Together with the biobank’s existing records, including electronic health records, this genomic data will shed new light on the role genes play in causing an array of diseases. It could also be used to identify people who might be more susceptible to those diseases, potentially paving the way for targeted drug development and new precision treatments. 

“UK Biobank provides the global research community with the most detailed picture of human health that exists, giving scientists an unprecedented toolbox for discovery,” says UK Biobank’s Chief Scientist, Professor Naomi Allen. 

“Researchers can use these data to understand why some people develop certain diseases and others don’t – and to find better ways to diagnose disease early and develop new treatments at a scale that’s never been done before.” 

Separately, as part of an initiative called the Alliance for Genomic Discovery, GSK and several of its peers are funding the whole-genome sequencing of DNA from 250,000 patients. By relying more heavily on samples from underrepresented ancestries, the alliance aims to expand the diversity of genomic data and learn more about the underlying genetic causes of many diseases. 

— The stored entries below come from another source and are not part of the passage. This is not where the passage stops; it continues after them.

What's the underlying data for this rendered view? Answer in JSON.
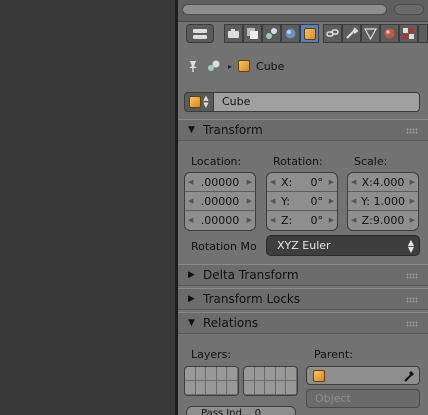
{
  "breadcrumb": {
    "object_name": "Cube"
  },
  "object": {
    "name": "Cube"
  },
  "panels": {
    "transform": {
      "title": "Transform",
      "location": {
        "label": "Location:",
        "x": ".00000",
        "y": ".00000",
        "z": ".00000"
      },
      "rotation": {
        "label": "Rotation:",
        "x_key": "X:",
        "x": "0°",
        "y_key": "Y:",
        "y": "0°",
        "z_key": "Z:",
        "z": "0°"
      },
      "scale": {
        "label": "Scale:",
        "x": "X:4.000",
        "y": "Y: 1.000",
        "z": "Z:9.000"
      },
      "rotation_mode": {
        "label": "Rotation Mo",
        "value": "XYZ Euler"
      }
    },
    "delta_transform": {
      "title": "Delta Transform"
    },
    "transform_locks": {
      "title": "Transform Locks"
    },
    "relations": {
      "title": "Relations",
      "layers_label": "Layers:",
      "parent_label": "Parent:",
      "parent_type": "Object",
      "pass_index_partial": "Pass Ind...     0"
    }
  },
  "colors": {
    "active_tab": "#5680c2",
    "header_bg": "#727272",
    "dark_field": "#3e3e3e"
  }
}
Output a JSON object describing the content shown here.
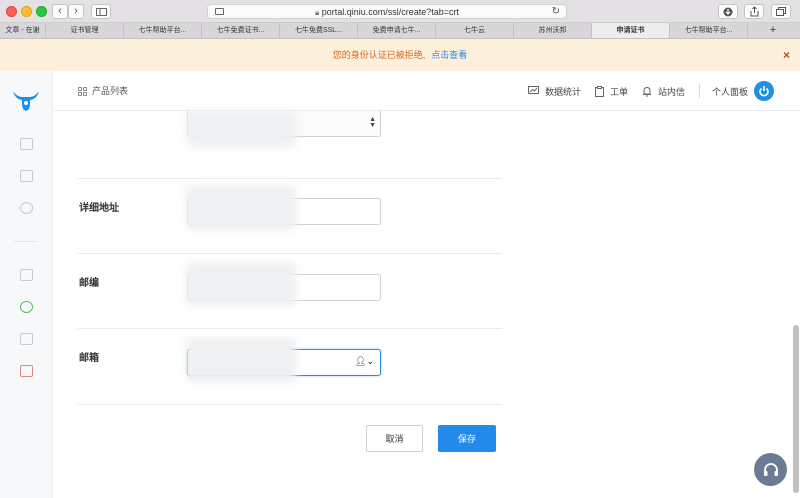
{
  "browser": {
    "url": "portal.qiniu.com/ssl/create?tab=crt",
    "tabs": [
      {
        "label": "文章 - 在谢",
        "active": false
      },
      {
        "label": "证书管理",
        "active": false
      },
      {
        "label": "七牛帮助平台...",
        "active": false
      },
      {
        "label": "七牛免费证书...",
        "active": false
      },
      {
        "label": "七牛免费SSL...",
        "active": false
      },
      {
        "label": "免费申请七牛...",
        "active": false
      },
      {
        "label": "七牛云",
        "active": false
      },
      {
        "label": "苏州沃邦",
        "active": false
      },
      {
        "label": "申请证书",
        "active": true
      },
      {
        "label": "七牛帮助平台...",
        "active": false
      }
    ]
  },
  "notice": {
    "message": "您的身份认证已被拒绝,",
    "link": "点击查看",
    "close_icon": "×"
  },
  "nav": {
    "products": "产品列表",
    "stats": "数据统计",
    "ticket": "工单",
    "messages": "站内信",
    "panel": "个人面板"
  },
  "form": {
    "address_label": "详细地址",
    "postcode_label": "邮编",
    "email_label": "邮箱"
  },
  "buttons": {
    "cancel": "取消",
    "save": "保存"
  },
  "colors": {
    "accent": "#2389ea",
    "notice_bg": "#fcefdc",
    "notice_text": "#d9671f"
  }
}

Other ambitious data-gathering efforts are advancing rapidly as well.  

In the US, researchers have discovered more than 275 million previously unreported genetic variants thanks to a National Institutes of Health program known as ‘All of Us’. The platform plans to collect data from at least 1 million people in a bid to reveal new information that could positively impact human health. 

“In recent years, we’ve gone from working with data from thousands of individuals to working with data from millions of individuals – and now we’re looking at hundreds of millions of genetic variants and tens of thousands of human phenotypes,” Robert Scott, Vice President of Human Genetics and Genomics at GSK, concludes.